Stereotactic body radiation therapy for melanoma and renal cell carcinoma: impact of single fraction equivalent dose on local control

Abstract

Background: Melanoma and renal cell carcinoma (RCC) are traditionally considered less radioresponsive than other histologies. Whereas stereotactic body radiation therapy (SBRT) involves radiation dose intensification via escalation, we hypothesize SBRT might result in similar high local control rates as previously published on metastases of varying histologies.

Methods: The records of patients with metastatic melanoma (n = 17 patients, 28 lesions) or RCC (n = 13 patients, 25 lesions) treated with SBRT were reviewed. Local control (LC) was defined pathologically by negative biopsy or radiographically by lack of tumor enlargement on CT or stable/declining standardized uptake value (SUV) on PET scan. The SBRT dose regimen was converted to the single fraction equivalent dose (SFED) to characterize the dose-control relationship using a logistic tumor control probability (TCP) model. Additionally, the kinetics of decline in maximum SUV (SUVmax) were analyzed.

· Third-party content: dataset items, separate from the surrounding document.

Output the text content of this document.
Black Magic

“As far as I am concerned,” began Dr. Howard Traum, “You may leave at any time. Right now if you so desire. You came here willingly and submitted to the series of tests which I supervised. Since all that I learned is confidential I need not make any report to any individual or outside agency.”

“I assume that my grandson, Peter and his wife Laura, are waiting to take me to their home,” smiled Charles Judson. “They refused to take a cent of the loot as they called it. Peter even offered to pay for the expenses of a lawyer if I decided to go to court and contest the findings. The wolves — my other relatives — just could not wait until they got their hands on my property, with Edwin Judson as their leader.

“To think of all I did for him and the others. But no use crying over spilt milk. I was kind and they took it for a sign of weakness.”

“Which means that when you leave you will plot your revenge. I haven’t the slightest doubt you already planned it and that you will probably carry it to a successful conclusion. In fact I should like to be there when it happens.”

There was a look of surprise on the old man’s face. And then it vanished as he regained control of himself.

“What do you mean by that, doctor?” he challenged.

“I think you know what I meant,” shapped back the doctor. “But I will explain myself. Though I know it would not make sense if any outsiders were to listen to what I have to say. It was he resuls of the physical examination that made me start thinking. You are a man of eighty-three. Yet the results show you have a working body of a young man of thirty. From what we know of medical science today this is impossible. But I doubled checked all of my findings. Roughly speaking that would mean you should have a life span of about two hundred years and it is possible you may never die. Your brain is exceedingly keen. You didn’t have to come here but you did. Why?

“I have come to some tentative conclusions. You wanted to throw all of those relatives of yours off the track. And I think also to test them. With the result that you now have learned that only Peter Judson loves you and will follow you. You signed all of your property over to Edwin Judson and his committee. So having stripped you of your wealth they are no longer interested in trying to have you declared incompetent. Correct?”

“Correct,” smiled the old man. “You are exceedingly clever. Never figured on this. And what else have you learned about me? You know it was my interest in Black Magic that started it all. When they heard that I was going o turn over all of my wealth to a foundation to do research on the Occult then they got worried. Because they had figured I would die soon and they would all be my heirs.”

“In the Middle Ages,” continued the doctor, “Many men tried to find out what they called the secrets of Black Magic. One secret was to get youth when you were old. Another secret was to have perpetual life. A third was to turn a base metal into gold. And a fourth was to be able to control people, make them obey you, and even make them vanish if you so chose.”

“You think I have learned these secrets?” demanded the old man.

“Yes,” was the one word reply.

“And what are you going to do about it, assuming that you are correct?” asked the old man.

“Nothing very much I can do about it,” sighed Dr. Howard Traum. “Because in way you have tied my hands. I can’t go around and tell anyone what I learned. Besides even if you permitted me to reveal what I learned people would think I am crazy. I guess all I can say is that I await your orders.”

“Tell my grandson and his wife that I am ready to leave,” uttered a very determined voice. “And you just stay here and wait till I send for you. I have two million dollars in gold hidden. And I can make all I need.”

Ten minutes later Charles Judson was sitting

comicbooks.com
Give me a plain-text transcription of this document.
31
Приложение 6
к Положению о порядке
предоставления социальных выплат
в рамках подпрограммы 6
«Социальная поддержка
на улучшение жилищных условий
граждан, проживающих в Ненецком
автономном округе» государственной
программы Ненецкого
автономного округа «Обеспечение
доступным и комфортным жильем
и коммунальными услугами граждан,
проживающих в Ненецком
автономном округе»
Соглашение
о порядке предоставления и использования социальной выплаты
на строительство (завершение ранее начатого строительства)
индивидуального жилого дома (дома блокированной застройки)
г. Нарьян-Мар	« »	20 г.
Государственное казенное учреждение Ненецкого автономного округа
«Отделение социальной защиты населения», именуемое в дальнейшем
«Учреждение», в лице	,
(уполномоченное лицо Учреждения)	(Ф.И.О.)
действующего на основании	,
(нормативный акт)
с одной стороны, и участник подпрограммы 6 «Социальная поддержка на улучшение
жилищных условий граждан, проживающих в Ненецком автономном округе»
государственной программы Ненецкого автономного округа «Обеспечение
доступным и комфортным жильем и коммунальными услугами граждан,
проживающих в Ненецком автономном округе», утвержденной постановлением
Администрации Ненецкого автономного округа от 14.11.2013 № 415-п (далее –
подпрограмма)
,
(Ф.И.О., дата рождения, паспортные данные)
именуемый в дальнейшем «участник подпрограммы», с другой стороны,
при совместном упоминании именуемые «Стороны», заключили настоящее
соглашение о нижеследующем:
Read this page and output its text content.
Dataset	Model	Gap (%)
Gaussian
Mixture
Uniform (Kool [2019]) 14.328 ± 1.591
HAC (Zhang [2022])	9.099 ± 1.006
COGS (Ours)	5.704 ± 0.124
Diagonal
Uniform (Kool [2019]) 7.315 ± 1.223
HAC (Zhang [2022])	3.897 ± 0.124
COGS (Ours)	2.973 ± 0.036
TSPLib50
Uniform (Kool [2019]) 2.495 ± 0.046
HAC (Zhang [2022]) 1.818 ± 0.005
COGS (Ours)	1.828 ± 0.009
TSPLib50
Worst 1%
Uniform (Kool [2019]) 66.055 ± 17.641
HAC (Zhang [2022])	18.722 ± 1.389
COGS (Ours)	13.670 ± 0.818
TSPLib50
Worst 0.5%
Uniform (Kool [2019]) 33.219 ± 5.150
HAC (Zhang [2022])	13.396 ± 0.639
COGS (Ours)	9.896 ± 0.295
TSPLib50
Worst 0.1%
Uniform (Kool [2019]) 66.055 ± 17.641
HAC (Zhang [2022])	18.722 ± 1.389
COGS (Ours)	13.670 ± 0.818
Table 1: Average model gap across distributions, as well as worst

Results: The SBRT regimen was 40-50 Gy/5 fractions (n = 23) or 42-60 Gy/3 fractions (n = 30) delivered to lung (n = 39), liver (n = 11) and bone (n = 3) metastases. Median follow-up for patients alive at the time of analysis was 28.0 months (range, 4-68). The actuarial LC was 88% at 18 months. On univariate analysis, higher dose per fraction (p < 0.01) and higher SFED (p = 0.06) were correlated with better LC, as was the biologic effective dose (BED, p < 0.05). The actuarial rate of LC at 24 months was 100% for SFED ≥45 Gy v 54% for SFED <45 Gy. TCP modeling indicated that to achieve ≥90% 2 yr LC in a 3 fraction regimen, a prescription dose of at least 48 Gy is required. In 9 patients followed with PET scans, the mean pre-SBRT SUVmax was 7.9 and declined with an estimated half-life of 3.8 months to a post-treatment plateau of approximately 3.

Conclusions: An aggressive SBRT regimen with SFED ≥ 45 Gy is effective for controlling metastatic melanoma and RCC. The SFED metric appeared to be as robust as the BED in characterizing dose-response, though additional studies are needed. The LC rates achieved are comparable to those obtained with SBRT for other histologies, suggesting a dominant mechanism of in vivo tumor ablation that overrides intrinsic differences in cellular radiosensitivity between histologic subtypes.

Figure 1

Local Control. Actuarial local control for both melanoma and RCC lesions

Figure 2

Tumor Control Probability. Tumor Control Probability graphs generated from dose response relationship modeling. Doses to individual lesions were grouped into tertile bins and the x-axis value was the mean dose given in that bin, expressed as either (a) SFED or (b) BED. The y-axis value was the probability of LC at 12 months.

Figure 3

Overall survival. Actuarial overall survival of patients based on disease state. Oligometastatic disease was defined as three or less metastases in which all site of disease were treated with aggressive local therapy. Extensive disease was defined as patients with more than three sites of metastases.

Figure 4

Change in SUV for controlled lesions. The Standardized uptake values were plotted with pre-treatment PET used for planning as time 0. Follow-up PET/CT's were fused and SUV was generated for each treated lesion that was controlled. An exponential equation was generated revealing a post-treatment baseline level of activity of 2.6 at 7 months.